Herat masih enam jam lagi. Ini gara-gara si sopir punya manajemen waktu yang aneh, misalnya berangkat pagi-pagi buta, tapi berhenti makan siang sampai dua jam. Badanku sudah semakin lemah, dan aku sama sekali tak bisa tidur lagi. Waktu berlalu setiap mikrodetik digantikan mikrodetik, begitu menyakitkan sampai level maksimum. Si sopir tampaknya lebih kelelahan lagi, berhenti satu jam untuk salat, satu jam lain untuk mendinginkan mesin, dan 30 menit untuk waktu minum teh (Aneh! Mengapa minum teh tidak dilakukan waktu mendinginkan mesin?). Berhenti waktu salat adalah kewajiban di Afghanistan. Orang-orang Afghan yang religius itu tidak mau ketinggalan barang semenit pun untuk mendirikan salat, dan semua kendaraan umum pasti langsung berhenti begitu tiba waktunya, tidak peduli itu di tengah padang rumput, di pinggir jalan, di tepi jurang sekali pun. Beberapa lelaki beserban menggeretku untuk ikut salat (mereka mengira aku Muslim, padahal aku tetap kukuh tidak pernah mau membuka identitas agamaku, selalu menjawab bahwa agamaku adalah kemanusiaan), dan aku berhasil menghindari mereka karena sakitku sudah parah sekali.
Ketika para penumpang lain bersalat, dua bocah lelaki bermain di kursi-kursi mobil. “Aku sakit sekali, tolong,” kataku pada mereka. Mereka berhenti bermain, tertawa mengejek, lalu pergi meninggalkanku sendirian. Angin di luar terlalu kuat, dan aku lebih memilih menyindiri di sini.

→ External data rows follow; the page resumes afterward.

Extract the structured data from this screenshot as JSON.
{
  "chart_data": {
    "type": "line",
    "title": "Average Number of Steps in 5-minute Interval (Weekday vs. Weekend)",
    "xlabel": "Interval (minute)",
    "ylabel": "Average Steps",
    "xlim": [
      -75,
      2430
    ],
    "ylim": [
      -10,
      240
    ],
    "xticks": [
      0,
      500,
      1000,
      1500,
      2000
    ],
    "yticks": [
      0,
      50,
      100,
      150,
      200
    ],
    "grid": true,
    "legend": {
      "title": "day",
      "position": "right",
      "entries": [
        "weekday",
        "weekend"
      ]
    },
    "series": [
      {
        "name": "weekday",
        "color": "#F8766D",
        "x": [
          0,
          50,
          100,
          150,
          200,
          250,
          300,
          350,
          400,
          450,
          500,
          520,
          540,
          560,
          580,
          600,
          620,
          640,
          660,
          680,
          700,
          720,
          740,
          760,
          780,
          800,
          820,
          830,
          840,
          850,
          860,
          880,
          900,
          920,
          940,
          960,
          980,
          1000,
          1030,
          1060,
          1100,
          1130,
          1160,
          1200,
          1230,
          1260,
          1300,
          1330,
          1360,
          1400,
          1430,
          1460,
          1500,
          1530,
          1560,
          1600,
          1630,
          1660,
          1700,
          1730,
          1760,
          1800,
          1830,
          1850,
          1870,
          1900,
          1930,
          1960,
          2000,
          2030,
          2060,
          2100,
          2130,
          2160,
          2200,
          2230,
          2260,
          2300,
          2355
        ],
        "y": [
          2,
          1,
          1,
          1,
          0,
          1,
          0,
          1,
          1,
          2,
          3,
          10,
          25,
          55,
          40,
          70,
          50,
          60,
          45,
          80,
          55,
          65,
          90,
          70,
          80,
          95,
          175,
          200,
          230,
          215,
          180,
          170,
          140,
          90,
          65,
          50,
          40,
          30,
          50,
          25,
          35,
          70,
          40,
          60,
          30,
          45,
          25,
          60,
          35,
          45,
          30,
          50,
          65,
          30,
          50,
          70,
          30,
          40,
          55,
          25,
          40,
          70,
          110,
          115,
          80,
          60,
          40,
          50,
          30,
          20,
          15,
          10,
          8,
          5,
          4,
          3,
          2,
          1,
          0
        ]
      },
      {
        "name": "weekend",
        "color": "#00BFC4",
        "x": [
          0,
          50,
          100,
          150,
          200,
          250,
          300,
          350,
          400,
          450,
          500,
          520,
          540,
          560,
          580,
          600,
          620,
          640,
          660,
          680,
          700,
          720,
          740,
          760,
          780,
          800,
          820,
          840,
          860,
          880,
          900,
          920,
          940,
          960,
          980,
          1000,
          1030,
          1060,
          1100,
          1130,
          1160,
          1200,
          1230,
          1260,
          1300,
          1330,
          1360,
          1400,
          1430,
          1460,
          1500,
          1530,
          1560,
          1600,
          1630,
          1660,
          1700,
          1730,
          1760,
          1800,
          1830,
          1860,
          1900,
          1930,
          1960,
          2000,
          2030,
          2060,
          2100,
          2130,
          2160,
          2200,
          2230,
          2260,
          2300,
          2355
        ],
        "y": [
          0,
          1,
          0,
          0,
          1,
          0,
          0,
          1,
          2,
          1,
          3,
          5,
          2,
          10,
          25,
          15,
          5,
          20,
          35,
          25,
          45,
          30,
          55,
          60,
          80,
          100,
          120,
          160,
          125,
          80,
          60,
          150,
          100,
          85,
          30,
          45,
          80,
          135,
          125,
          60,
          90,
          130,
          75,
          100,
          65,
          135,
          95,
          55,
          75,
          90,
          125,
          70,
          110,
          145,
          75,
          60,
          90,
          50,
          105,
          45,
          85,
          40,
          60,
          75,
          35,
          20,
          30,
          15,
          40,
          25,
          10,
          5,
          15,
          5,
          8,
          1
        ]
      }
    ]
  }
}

Kami baru mendekati Herat menjelang langit gelap. Enam puluh kilometer sebelum Herat, padang pasir ini tahu-tahu berubah menjadi jalan beraspal. Seketika, sopir memacu kendaraannya seperti gila, kecepatan melonjak dari 10 kilometer/jam menjadi 90 kilometer/jam. Memasuki kota, masih ada pos pemeriksaan polisi lagi. Seorang polisi gendut memerintahkan semua orang turun, berbaris di tepi mobil. Ketika tiba giliranku, ia meraba-raba tubuhku sambil menginterogasi.
“In chi ast? Ini apa?”
“Kamera”
“Chi ast?”
“Dompet.”
“Chi ast?”
“Pensil.”
Aku menjerit. Sempat-sempatnya polisi ini meremas kemaluanku. Ia menyeringai penuh kemenangan.
“Chi ast?”
(bersambung)
Versi lain dari serial ini diterbitkan sebagai buku perjalanan berjudul “Selimut Debu: Impian dan Harapan dari Negeri Perang Afghanistan” oleh Gramedia Pustaka Utama pada 2010.